Coping with the Rise in Student Mental Health Incidents

Authored by:
Bill Bull

Bill Bull

Colleges and universities across the country are experiencing a rise in student mental health issues. Sadly, we are beginning to see evidence of this trend in study abroad programs. This observation led CIEE to implement a mental health training program for our onsite staff around the world. 

In 2015, CIEE implemented new technology that permits real-time incident reporting by our local staff around the world on everything from student hospitalizations to scraped knees. Our incident database currently houses data on recorded major and minor health and safety incidents that have occurred over the past two years.

Analysis of this comprehensive data set has yielded many insights that can be translated into actions that enhance the safety of students abroad. One emerging risk the data revealed is a steady rise in student mental health incidents globally. 

Help Identifying and Supporting “At-Risk” Students

For the pilot program, we partnered with Kognito, a health simulation company, to offer an online mental health training course. Participants interacted with virtual students or avatars to learn how to identify “at-risk” students and how to direct struggling students to further support services.

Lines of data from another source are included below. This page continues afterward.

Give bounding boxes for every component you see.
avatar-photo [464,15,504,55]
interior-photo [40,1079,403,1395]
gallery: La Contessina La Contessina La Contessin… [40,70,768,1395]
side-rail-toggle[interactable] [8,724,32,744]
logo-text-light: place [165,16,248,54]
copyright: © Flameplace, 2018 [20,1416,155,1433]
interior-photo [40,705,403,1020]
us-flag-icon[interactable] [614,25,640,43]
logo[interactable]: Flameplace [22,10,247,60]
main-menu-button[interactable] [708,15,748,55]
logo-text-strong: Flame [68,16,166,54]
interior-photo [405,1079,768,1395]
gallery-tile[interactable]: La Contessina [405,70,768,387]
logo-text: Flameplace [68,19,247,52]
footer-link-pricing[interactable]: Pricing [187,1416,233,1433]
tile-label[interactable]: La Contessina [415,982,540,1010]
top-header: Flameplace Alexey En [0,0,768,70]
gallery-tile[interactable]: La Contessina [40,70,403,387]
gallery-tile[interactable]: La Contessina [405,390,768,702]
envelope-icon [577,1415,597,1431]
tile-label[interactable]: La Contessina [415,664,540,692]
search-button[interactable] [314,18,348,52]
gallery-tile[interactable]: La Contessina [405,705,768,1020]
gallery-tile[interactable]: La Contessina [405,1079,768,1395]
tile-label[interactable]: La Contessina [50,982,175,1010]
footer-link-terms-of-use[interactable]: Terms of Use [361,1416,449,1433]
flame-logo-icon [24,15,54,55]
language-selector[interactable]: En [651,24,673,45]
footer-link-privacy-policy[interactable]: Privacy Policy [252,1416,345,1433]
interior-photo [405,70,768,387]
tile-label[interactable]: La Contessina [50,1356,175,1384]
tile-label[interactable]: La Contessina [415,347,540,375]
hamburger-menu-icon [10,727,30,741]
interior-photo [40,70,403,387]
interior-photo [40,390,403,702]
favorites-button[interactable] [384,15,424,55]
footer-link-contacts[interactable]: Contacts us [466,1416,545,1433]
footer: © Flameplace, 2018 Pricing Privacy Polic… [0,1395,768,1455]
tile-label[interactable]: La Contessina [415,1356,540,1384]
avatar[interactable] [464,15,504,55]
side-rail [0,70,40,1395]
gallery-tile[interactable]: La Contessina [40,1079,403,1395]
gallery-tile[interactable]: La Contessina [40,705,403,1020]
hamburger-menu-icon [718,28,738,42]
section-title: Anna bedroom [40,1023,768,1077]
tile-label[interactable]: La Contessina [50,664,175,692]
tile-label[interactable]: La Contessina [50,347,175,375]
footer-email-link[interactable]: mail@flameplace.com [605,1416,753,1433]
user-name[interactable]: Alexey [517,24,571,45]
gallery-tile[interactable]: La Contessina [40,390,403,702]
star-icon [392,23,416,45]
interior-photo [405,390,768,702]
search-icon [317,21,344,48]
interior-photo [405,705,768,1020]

We recognize that international educators may find these conversations difficult and that staff are typically neither medical doctors nor psychologists. As part of the training, staff were able to practice multiple scenarios and different responses to determine the best methods for speaking with students experiencing or approaching mental health crises.

Pilot Results and Next Steps

The results of the pilot program were extremely promising, with 100 percent of participants reporting in the post-course surveys that the training program made them feel more comfortable identifying and speaking with students in crisis.    

CIEE is now rolling out the program to all student-facing staff globally so they are better equipped to respond quickly and effectively to students with mental health needs.